David Bowens

No. 52, 96
- Position: Linebacker

Personal information
- Born: July 3, 1977 (age 48) Denver, Colorado, U.S.
- Height: 6 ft 3 in (1.91 m)
- Weight: 265 lb (120 kg)

Career information
- High school: St. Mary's Preparatory (Orchard Lake Village, Michigan)
- College: Michigan, Western Illinois
- NFL draft: 1999: 5th round, 158th overall pick

Career history
- Denver Broncos (1999); Green Bay Packers (2000); Buffalo Bills (2001)*; Washington Redskins (2001); Miami Dolphins (2001–2006); New York Jets (2007–2008); Cleveland Browns (2009–2010);
- * Offseason and/or practice squad member only

Awards and highlights
- Division I-AA All-American (1998); Second-team All-Big Ten (1996);

Career NFL statistics
- Total tackles: 351
- Sacks: 38.5
- Forced fumbles: 7
- Fumble recoveries: 7
- Interceptions: 4
- Defensive touchdowns: 3
- Stats at Pro Football Reference

= David Bowens =

American football player (born 1977)

David Walter Bowens (born July 3, 1977) is an American former professional football player who was a linebacker for 12 seasons in the National Football League (NFL). He was selected by the Denver Broncos in the fifth round of the 1999 NFL draft. He played college football for the Michigan Wolverines. He now is Archbishop Carroll High School’s Defensive Coordinator in Riverside Ohio.
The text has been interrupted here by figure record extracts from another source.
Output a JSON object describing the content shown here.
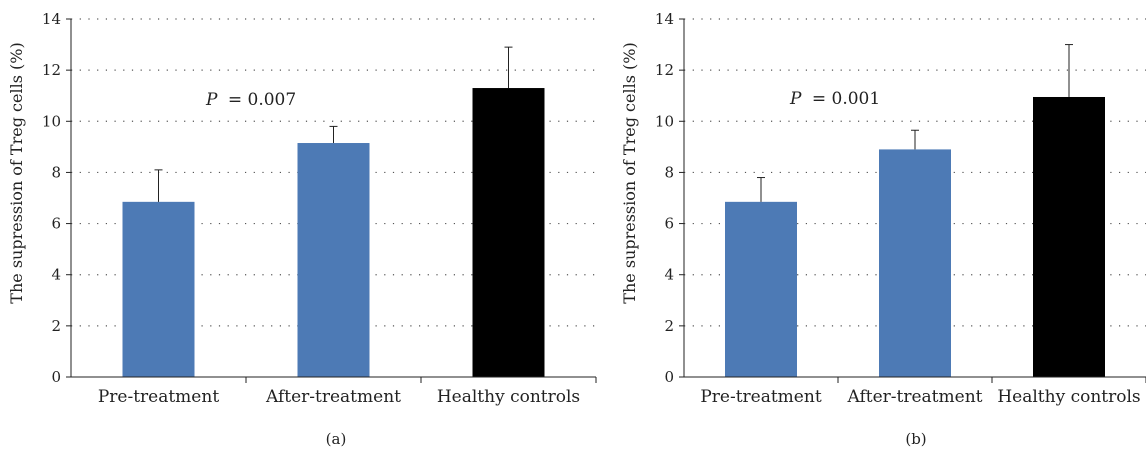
{
  "colors": {
    "treatment_bar": "#4d7ab5",
    "control_bar": "#000000",
    "axis": "#222222",
    "grid": "#555555"
  },
  "chart_data": [
    {
      "type": "bar",
      "panel_label": "(a)",
      "categories": [
        "Pre-treatment",
        "After-treatment",
        "Healthy controls"
      ],
      "values": [
        6.85,
        9.15,
        11.3
      ],
      "error_upper": [
        1.25,
        0.65,
        1.6
      ],
      "bar_colors": [
        "#4d7ab5",
        "#4d7ab5",
        "#000000"
      ],
      "ylabel": "The supression of Treg cells (%)",
      "ylim": [
        0,
        14
      ],
      "yticks": [
        "0",
        "2",
        "4",
        "6",
        "8",
        "10",
        "12",
        "14"
      ],
      "annotation": {
        "p_symbol": "P",
        "p_rest": "= 0.007"
      },
      "grid": "dotted horizontal"
    },
    {
      "type": "bar",
      "panel_label": "(b)",
      "categories": [
        "Pre-treatment",
        "After-treatment",
        "Healthy controls"
      ],
      "values": [
        6.85,
        8.9,
        10.95
      ],
      "error_upper": [
        0.95,
        0.75,
        2.05
      ],
      "bar_colors": [
        "#4d7ab5",
        "#4d7ab5",
        "#000000"
      ],
      "ylabel": "The supression of Treg cells (%)",
      "ylim": [
        0,
        14
      ],
      "yticks": [
        "0",
        "2",
        "4",
        "6",
        "8",
        "10",
        "12",
        "14"
      ],
      "annotation": {
        "p_symbol": "P",
        "p_rest": "= 0.001"
      },
      "grid": "dotted horizontal"
    }
  ]
}
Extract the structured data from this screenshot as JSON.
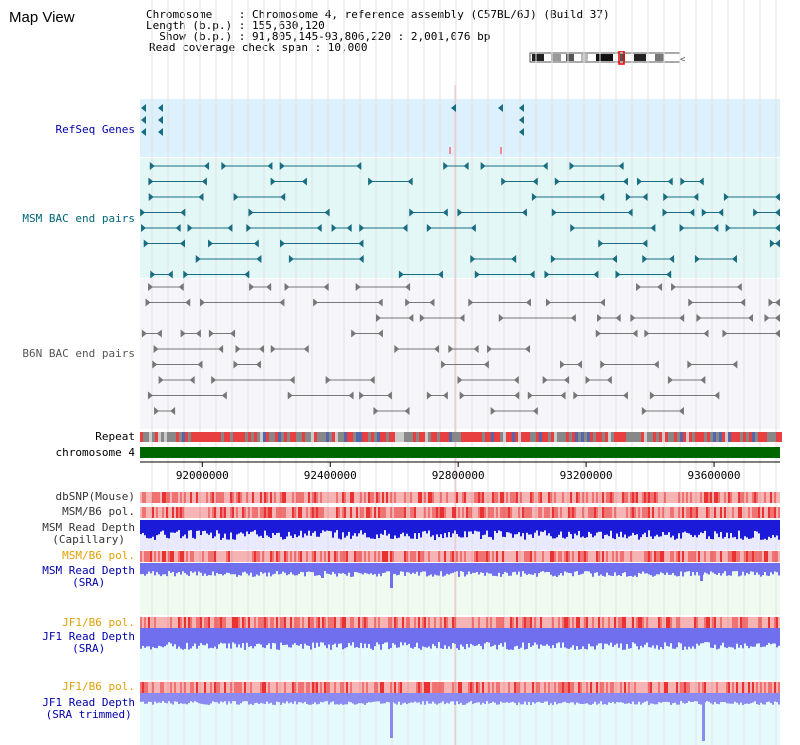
{
  "title": "Map View",
  "info": {
    "chromosome": "Chromosome    : Chromosome 4, reference assembly (C57BL/6J) (Build 37)",
    "length": "Length (b.p.) : 155,630,120",
    "show": "  Show (b.p.) : 91,805,145-93,806,220 : 2,001,076 bp",
    "span": "Read coverage check span : 10,000"
  },
  "labels": {
    "refseq": "RefSeq Genes",
    "msm_bac": "MSM BAC end pairs",
    "b6n_bac": "B6N BAC end pairs",
    "repeat": "Repeat",
    "chromosome": "chromosome 4",
    "dbsnp": "dbSNP(Mouse)",
    "msm_b6_pol": "MSM/B6 pol.",
    "msm_depth_cap_1": "MSM Read Depth",
    "msm_depth_cap_2": "(Capillary)",
    "msm_b6_pol_2": "MSM/B6 pol.",
    "msm_depth_sra_1": "MSM Read Depth",
    "msm_depth_sra_2": "(SRA)",
    "jf1_b6_pol": "JF1/B6 pol.",
    "jf1_depth_sra_1": "JF1 Read Depth",
    "jf1_depth_sra_2": "(SRA)",
    "jf1_b6_pol_2": "JF1/B6 pol.",
    "jf1_depth_trim_1": "JF1 Read Depth",
    "jf1_depth_trim_2": "(SRA trimmed)"
  },
  "axis": {
    "ticks": [
      "92000000",
      "92400000",
      "92800000",
      "93200000",
      "93600000"
    ],
    "tick_values": [
      92000000,
      92400000,
      92800000,
      93200000,
      93600000
    ],
    "start": 91805145,
    "end": 93806220
  },
  "colors": {
    "refseq_band": "#dcf1fb",
    "msm_band": "#e3f7f7",
    "b6n_band": "#f5f5fa",
    "msm_feature": "#1a6d80",
    "b6n_feature": "#777777",
    "chromosome_bar": "#006600",
    "label_blue": "#0000aa",
    "label_teal": "#006677",
    "label_orange": "#e0a000",
    "depth_dark": "#1a1ad8",
    "depth_light": "#7070ee"
  }
}
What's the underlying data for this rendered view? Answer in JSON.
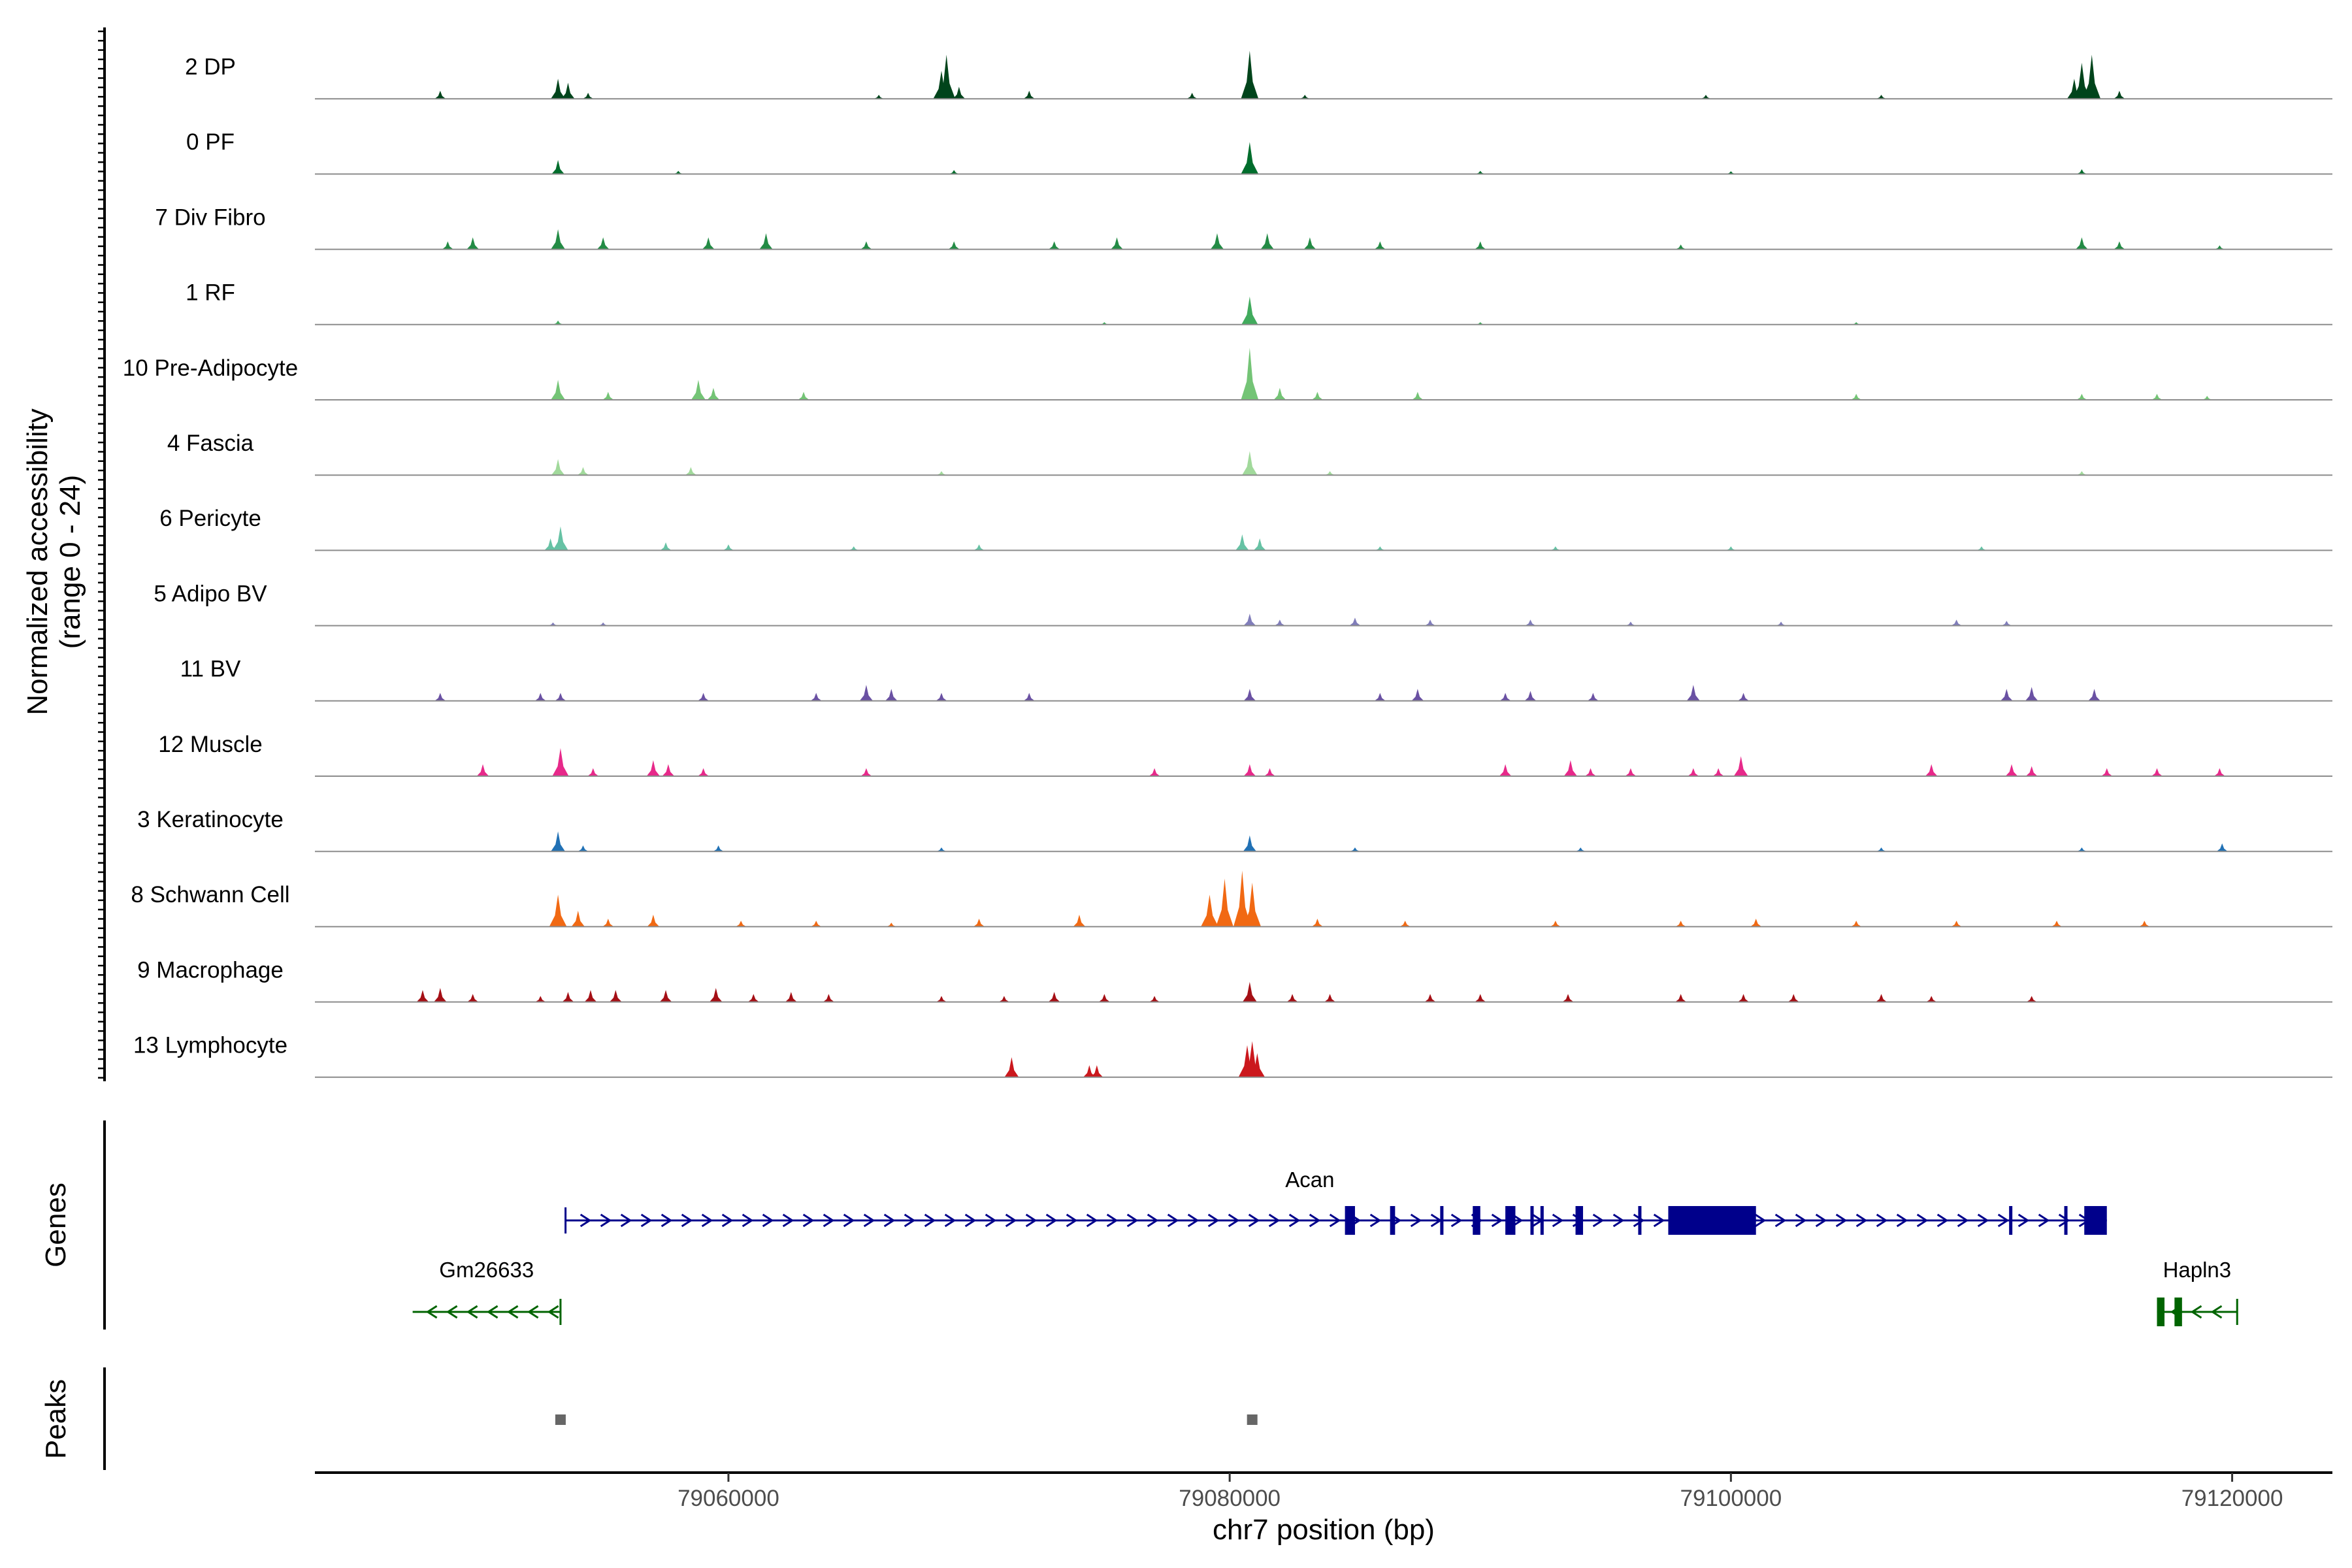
{
  "chart_data": {
    "type": "area",
    "chromosome": "chr7",
    "xlabel": "chr7 position (bp)",
    "ylabel": "Normalized accessibility",
    "ylabel_range": "(range 0 - 24)",
    "ylim": [
      0,
      24
    ],
    "xlim": [
      79043500,
      79124000
    ],
    "x_ticks": [
      79060000,
      79080000,
      79100000,
      79120000
    ],
    "x_tick_labels": [
      "79060000",
      "79080000",
      "79100000",
      "79120000"
    ],
    "tracks": [
      {
        "name": "2 DP",
        "color": "#00441b",
        "peaks": [
          [
            79048500,
            2
          ],
          [
            79053200,
            5
          ],
          [
            79053600,
            4
          ],
          [
            79054400,
            1.5
          ],
          [
            79066000,
            1
          ],
          [
            79068500,
            7
          ],
          [
            79068700,
            11
          ],
          [
            79069200,
            3
          ],
          [
            79072000,
            2
          ],
          [
            79080800,
            12
          ],
          [
            79078500,
            1.5
          ],
          [
            79083000,
            1
          ],
          [
            79099000,
            1
          ],
          [
            79106000,
            1
          ],
          [
            79114000,
            9
          ],
          [
            79114400,
            11
          ],
          [
            79113700,
            5
          ],
          [
            79115500,
            2
          ]
        ]
      },
      {
        "name": "0 PF",
        "color": "#006d2c",
        "peaks": [
          [
            79053200,
            3.5
          ],
          [
            79080800,
            8
          ],
          [
            79069000,
            1
          ],
          [
            79058000,
            0.8
          ],
          [
            79090000,
            0.8
          ],
          [
            79100000,
            0.7
          ],
          [
            79114000,
            1.2
          ]
        ]
      },
      {
        "name": "7 Div Fibro",
        "color": "#238b45",
        "peaks": [
          [
            79048800,
            2
          ],
          [
            79049800,
            3
          ],
          [
            79053200,
            5
          ],
          [
            79055000,
            3
          ],
          [
            79059200,
            3
          ],
          [
            79061500,
            4
          ],
          [
            79065500,
            2
          ],
          [
            79069000,
            2
          ],
          [
            79073000,
            2
          ],
          [
            79075500,
            3
          ],
          [
            79079500,
            4
          ],
          [
            79081500,
            4
          ],
          [
            79083200,
            3
          ],
          [
            79086000,
            2
          ],
          [
            79090000,
            2
          ],
          [
            79098000,
            1.2
          ],
          [
            79114000,
            3
          ],
          [
            79115500,
            2
          ],
          [
            79119500,
            1
          ]
        ]
      },
      {
        "name": "1 RF",
        "color": "#41ab5d",
        "peaks": [
          [
            79080800,
            7
          ],
          [
            79053200,
            1
          ],
          [
            79075000,
            0.6
          ],
          [
            79090000,
            0.6
          ],
          [
            79105000,
            0.6
          ]
        ]
      },
      {
        "name": "10 Pre-Adipocyte",
        "color": "#74c476",
        "peaks": [
          [
            79053200,
            5
          ],
          [
            79055200,
            2
          ],
          [
            79058800,
            5
          ],
          [
            79059400,
            3
          ],
          [
            79063000,
            2
          ],
          [
            79080800,
            13
          ],
          [
            79082000,
            3
          ],
          [
            79083500,
            2
          ],
          [
            79087500,
            2
          ],
          [
            79105000,
            1.5
          ],
          [
            79114000,
            1.5
          ],
          [
            79117000,
            1.5
          ],
          [
            79119000,
            1
          ]
        ]
      },
      {
        "name": "4 Fascia",
        "color": "#a1d99b",
        "peaks": [
          [
            79053200,
            4
          ],
          [
            79054200,
            2
          ],
          [
            79058500,
            2
          ],
          [
            79080800,
            6
          ],
          [
            79068500,
            1
          ],
          [
            79084000,
            1
          ],
          [
            79114000,
            1
          ]
        ]
      },
      {
        "name": "6 Pericyte",
        "color": "#66c2a4",
        "peaks": [
          [
            79053300,
            6
          ],
          [
            79052900,
            3
          ],
          [
            79057500,
            2
          ],
          [
            79060000,
            1.5
          ],
          [
            79065000,
            1
          ],
          [
            79070000,
            1.5
          ],
          [
            79080500,
            4
          ],
          [
            79081200,
            3
          ],
          [
            79086000,
            1
          ],
          [
            79093000,
            1
          ],
          [
            79100000,
            1
          ],
          [
            79110000,
            1
          ]
        ]
      },
      {
        "name": "5 Adipo BV",
        "color": "#807dba",
        "peaks": [
          [
            79080800,
            3
          ],
          [
            79082000,
            1.5
          ],
          [
            79085000,
            2
          ],
          [
            79088000,
            1.5
          ],
          [
            79092000,
            1.5
          ],
          [
            79096000,
            1
          ],
          [
            79102000,
            1
          ],
          [
            79109000,
            1.5
          ],
          [
            79111000,
            1.2
          ],
          [
            79053000,
            0.8
          ],
          [
            79055000,
            0.8
          ]
        ]
      },
      {
        "name": "11 BV",
        "color": "#6a51a3",
        "peaks": [
          [
            79048500,
            2
          ],
          [
            79052500,
            2
          ],
          [
            79053300,
            2
          ],
          [
            79059000,
            2
          ],
          [
            79063500,
            2
          ],
          [
            79065500,
            4
          ],
          [
            79066500,
            3
          ],
          [
            79068500,
            2
          ],
          [
            79072000,
            2
          ],
          [
            79080800,
            3
          ],
          [
            79086000,
            2
          ],
          [
            79087500,
            3
          ],
          [
            79091000,
            2
          ],
          [
            79092000,
            2.5
          ],
          [
            79094500,
            2
          ],
          [
            79098500,
            4
          ],
          [
            79100500,
            2
          ],
          [
            79111000,
            3
          ],
          [
            79112000,
            3.5
          ],
          [
            79114500,
            3
          ]
        ]
      },
      {
        "name": "12 Muscle",
        "color": "#e7298a",
        "peaks": [
          [
            79050200,
            3
          ],
          [
            79053300,
            7
          ],
          [
            79054600,
            2
          ],
          [
            79057000,
            4
          ],
          [
            79057600,
            3
          ],
          [
            79059000,
            2
          ],
          [
            79065500,
            2
          ],
          [
            79077000,
            2
          ],
          [
            79080800,
            3
          ],
          [
            79081600,
            2
          ],
          [
            79091000,
            3
          ],
          [
            79093600,
            4
          ],
          [
            79094400,
            2
          ],
          [
            79096000,
            2
          ],
          [
            79098500,
            2
          ],
          [
            79099500,
            2
          ],
          [
            79100400,
            5
          ],
          [
            79108000,
            3
          ],
          [
            79111200,
            3
          ],
          [
            79112000,
            2.5
          ],
          [
            79115000,
            2
          ],
          [
            79117000,
            2
          ],
          [
            79119500,
            2
          ]
        ]
      },
      {
        "name": "3 Keratinocyte",
        "color": "#2171b5",
        "peaks": [
          [
            79053200,
            5
          ],
          [
            79054200,
            1.5
          ],
          [
            79059600,
            1.5
          ],
          [
            79068500,
            1
          ],
          [
            79080800,
            4
          ],
          [
            79085000,
            1
          ],
          [
            79094000,
            1
          ],
          [
            79106000,
            1
          ],
          [
            79114000,
            1
          ],
          [
            79119600,
            2
          ]
        ]
      },
      {
        "name": "8 Schwann Cell",
        "color": "#f16913",
        "peaks": [
          [
            79053200,
            8
          ],
          [
            79054000,
            4
          ],
          [
            79055200,
            2
          ],
          [
            79057000,
            3
          ],
          [
            79060500,
            1.5
          ],
          [
            79063500,
            1.5
          ],
          [
            79066500,
            1
          ],
          [
            79070000,
            2
          ],
          [
            79074000,
            3
          ],
          [
            79079200,
            8
          ],
          [
            79079800,
            12
          ],
          [
            79080500,
            14
          ],
          [
            79080900,
            11
          ],
          [
            79083500,
            2
          ],
          [
            79087000,
            1.5
          ],
          [
            79093000,
            1.5
          ],
          [
            79098000,
            1.5
          ],
          [
            79101000,
            2
          ],
          [
            79105000,
            1.5
          ],
          [
            79109000,
            1.5
          ],
          [
            79113000,
            1.5
          ],
          [
            79116500,
            1.5
          ]
        ]
      },
      {
        "name": "9 Macrophage",
        "color": "#a50f15",
        "peaks": [
          [
            79047800,
            3
          ],
          [
            79048500,
            3.5
          ],
          [
            79049800,
            2
          ],
          [
            79052500,
            1.5
          ],
          [
            79053600,
            2.5
          ],
          [
            79054500,
            3
          ],
          [
            79055500,
            3
          ],
          [
            79057500,
            3
          ],
          [
            79059500,
            3.5
          ],
          [
            79061000,
            2
          ],
          [
            79062500,
            2.5
          ],
          [
            79064000,
            2
          ],
          [
            79068500,
            1.5
          ],
          [
            79071000,
            1.5
          ],
          [
            79073000,
            2.5
          ],
          [
            79075000,
            2
          ],
          [
            79077000,
            1.5
          ],
          [
            79080800,
            5
          ],
          [
            79082500,
            2
          ],
          [
            79084000,
            2
          ],
          [
            79088000,
            2
          ],
          [
            79090000,
            2
          ],
          [
            79093500,
            2
          ],
          [
            79098000,
            2
          ],
          [
            79100500,
            2
          ],
          [
            79102500,
            2
          ],
          [
            79106000,
            2
          ],
          [
            79108000,
            1.5
          ],
          [
            79112000,
            1.5
          ]
        ]
      },
      {
        "name": "13 Lymphocyte",
        "color": "#cb181d",
        "peaks": [
          [
            79071300,
            5
          ],
          [
            79074400,
            3
          ],
          [
            79074700,
            3
          ],
          [
            79080700,
            8
          ],
          [
            79080900,
            9
          ],
          [
            79081100,
            6
          ]
        ]
      }
    ],
    "genes": [
      {
        "name": "Acan",
        "strand": "+",
        "start": 79053500,
        "end": 79115000,
        "color": "#00008b",
        "exons": [
          [
            79084600,
            79085000
          ],
          [
            79086400,
            79086600
          ],
          [
            79088400,
            79088500
          ],
          [
            79089700,
            79090000
          ],
          [
            79091000,
            79091400
          ],
          [
            79092000,
            79092100
          ],
          [
            79092400,
            79092500
          ],
          [
            79093800,
            79094100
          ],
          [
            79096300,
            79096400
          ],
          [
            79097500,
            79101000
          ],
          [
            79111100,
            79111200
          ],
          [
            79113300,
            79113400
          ],
          [
            79114100,
            79115000
          ]
        ]
      },
      {
        "name": "Gm26633",
        "strand": "-",
        "start": 79047400,
        "end": 79053300,
        "color": "#006400",
        "exons": []
      },
      {
        "name": "Hapln3",
        "strand": "-",
        "start": 79117000,
        "end": 79120200,
        "color": "#006400",
        "exons": [
          [
            79117000,
            79117300
          ],
          [
            79117700,
            79118000
          ]
        ]
      }
    ],
    "peaks_track": [
      79053300,
      79080900
    ],
    "track_labels": {
      "genes": "Genes",
      "peaks": "Peaks"
    }
  }
}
Bowens was also a member of the Green Bay Packers, Buffalo Bills, Washington Redskins, Miami Dolphins, New York Jets, and Cleveland Browns.

==Early life==
Bowens attended St. Mary's Preparatory in Orchard Lake, Michigan and was a letterman in football, basketball, and track and field. In basketball, he won All-State honors.

==College career==
Bowens started his college career at the University of Michigan for two seasons before he transferred to Western Illinois. He majored in accounting.

==Professional career==

===Denver Broncos===
Bowens was originally drafted in the fifth round (158th overall) of the 1999 NFL draft out of Western Illinois University by the Denver Broncos.

===Green Bay Packers===
Bowens played for the Green Bay Packers in 2000, recording 3.5 sacks.

===Miami Dolphins===
Bowens played with the Miami Dolphins from 2001 to 2006.

===New York Jets===
On March 27, he agreed to terms on a three-year contract with the Jets worth more than $6 million. He was released by the Jets on February 19, 2009.

===Cleveland Browns===
Bowens was signed to a four-year, $7.2 million contract by the Cleveland Browns on March 10, 2009. The move reunited him with head coach Eric Mangini, for whom he played while with the Jets. On October 24, 2010, he caught and returned two interceptions for touchdowns against the New Orleans Saints, one for 64 yards and another for 30 yards. These were vital plays and led to the Browns upset win over the Saints, 30–17.

On February 9, 2011, the Browns released Bowens.